Living Purely, Chapter 5, “Conscious Contact”
Few of us come to SE with tremendous success in implementing intimacy. We often hear our fellow drug addicts grumble: "I hate people!". Before we got clean, family life was often dysfunctional to say the least. The deeper we were in our addiction, the more superficial our friendships and romantic relationships became. Our drug use, selfishness, and denial formed a trio of airtight barriers that prevented us from connecting with those closest to us. We didn't trust others and avoided being vulnerable at all costs. The idea of another person seeing who we really are was unbearable, even absurd.
When we get clean, we may not at first consciously have a desire to connect with other addicts.
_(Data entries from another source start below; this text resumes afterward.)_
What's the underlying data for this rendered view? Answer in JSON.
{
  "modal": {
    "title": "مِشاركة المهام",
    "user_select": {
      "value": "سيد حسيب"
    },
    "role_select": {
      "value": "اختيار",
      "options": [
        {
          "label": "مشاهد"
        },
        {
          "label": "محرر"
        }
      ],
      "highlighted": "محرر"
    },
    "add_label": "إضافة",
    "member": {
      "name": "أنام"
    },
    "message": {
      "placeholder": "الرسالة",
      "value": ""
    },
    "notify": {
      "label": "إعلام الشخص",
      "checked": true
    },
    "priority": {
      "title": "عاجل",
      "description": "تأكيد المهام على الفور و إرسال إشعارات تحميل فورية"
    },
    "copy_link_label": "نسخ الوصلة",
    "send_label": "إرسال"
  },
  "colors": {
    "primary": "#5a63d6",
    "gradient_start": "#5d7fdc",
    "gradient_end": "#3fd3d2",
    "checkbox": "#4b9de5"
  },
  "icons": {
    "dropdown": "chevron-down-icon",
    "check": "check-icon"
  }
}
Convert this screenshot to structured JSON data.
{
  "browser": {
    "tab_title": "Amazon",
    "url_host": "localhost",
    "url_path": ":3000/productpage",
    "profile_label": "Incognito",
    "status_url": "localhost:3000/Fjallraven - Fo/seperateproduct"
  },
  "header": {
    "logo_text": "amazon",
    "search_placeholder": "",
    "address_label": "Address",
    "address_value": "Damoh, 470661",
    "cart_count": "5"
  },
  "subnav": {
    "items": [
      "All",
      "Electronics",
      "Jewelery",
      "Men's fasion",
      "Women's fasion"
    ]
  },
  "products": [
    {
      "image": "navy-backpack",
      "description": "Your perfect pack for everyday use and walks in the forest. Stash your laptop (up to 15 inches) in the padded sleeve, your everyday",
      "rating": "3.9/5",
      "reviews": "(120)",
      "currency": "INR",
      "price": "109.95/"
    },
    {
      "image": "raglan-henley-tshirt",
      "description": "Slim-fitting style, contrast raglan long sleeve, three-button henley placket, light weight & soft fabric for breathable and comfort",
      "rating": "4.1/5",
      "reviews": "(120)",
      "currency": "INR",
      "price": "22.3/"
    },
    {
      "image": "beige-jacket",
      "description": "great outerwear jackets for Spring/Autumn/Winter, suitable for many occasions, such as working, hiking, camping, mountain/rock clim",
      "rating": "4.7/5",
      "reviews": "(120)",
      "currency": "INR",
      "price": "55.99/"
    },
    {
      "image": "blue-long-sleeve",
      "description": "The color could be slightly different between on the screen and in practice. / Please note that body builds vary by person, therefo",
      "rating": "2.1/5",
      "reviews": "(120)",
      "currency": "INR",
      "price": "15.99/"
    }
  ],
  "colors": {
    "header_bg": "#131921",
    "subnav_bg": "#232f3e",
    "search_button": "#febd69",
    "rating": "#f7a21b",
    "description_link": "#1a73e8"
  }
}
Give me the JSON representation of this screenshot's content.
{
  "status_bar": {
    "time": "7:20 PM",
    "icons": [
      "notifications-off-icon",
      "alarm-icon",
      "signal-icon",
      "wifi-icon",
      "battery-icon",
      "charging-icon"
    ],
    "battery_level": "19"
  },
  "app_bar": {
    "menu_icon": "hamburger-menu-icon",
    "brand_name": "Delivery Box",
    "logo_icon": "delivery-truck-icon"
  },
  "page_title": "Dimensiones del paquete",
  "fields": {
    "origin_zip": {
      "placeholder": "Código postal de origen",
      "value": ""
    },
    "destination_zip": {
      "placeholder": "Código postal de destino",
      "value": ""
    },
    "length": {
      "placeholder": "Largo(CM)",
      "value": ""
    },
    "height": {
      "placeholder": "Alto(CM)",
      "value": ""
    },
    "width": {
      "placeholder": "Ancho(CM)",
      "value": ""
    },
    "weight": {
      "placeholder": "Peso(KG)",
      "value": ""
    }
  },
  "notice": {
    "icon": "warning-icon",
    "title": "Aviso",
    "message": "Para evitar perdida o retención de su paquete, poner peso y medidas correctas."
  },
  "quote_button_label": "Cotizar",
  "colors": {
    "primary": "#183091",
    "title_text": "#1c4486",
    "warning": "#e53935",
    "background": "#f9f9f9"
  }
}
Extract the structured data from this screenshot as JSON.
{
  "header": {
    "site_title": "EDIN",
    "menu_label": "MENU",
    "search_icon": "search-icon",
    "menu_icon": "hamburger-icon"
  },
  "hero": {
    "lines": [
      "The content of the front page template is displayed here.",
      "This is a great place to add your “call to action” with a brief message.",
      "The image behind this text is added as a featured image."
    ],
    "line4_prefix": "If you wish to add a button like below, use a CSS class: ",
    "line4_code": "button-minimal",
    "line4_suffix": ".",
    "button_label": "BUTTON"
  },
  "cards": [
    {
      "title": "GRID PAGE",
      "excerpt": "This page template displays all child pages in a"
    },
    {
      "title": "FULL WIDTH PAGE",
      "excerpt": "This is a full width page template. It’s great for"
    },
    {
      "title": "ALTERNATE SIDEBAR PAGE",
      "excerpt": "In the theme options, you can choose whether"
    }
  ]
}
We resist the idea of exposing our true selves, but intimacy isn't just about sharing the details of our lives. It can be letting go of our old ideas about people and relationships, even letting go of what we understood as safe. It can mean taking emotional risks when we don't know the outcome. It can be saying what we want from a relationship – to the other person who is in it with us. It can be tolerating evaluation from loved ones and growing from it. It can be sitting in meetings with a group of recovering addicts and listening to each other's moans, pleas, wishes and advances. It can be seeing what makes us human and worthy of love and connection with others, again and again. Intimacy is the result of all this.
Intimacy is nothing less than leaving behind everything that prevents us from being ourselves in front of another person. That which is divine in us is that which is genuine.
Today I will consciously look for opportunities where I can get closer to my true self through another person I trust.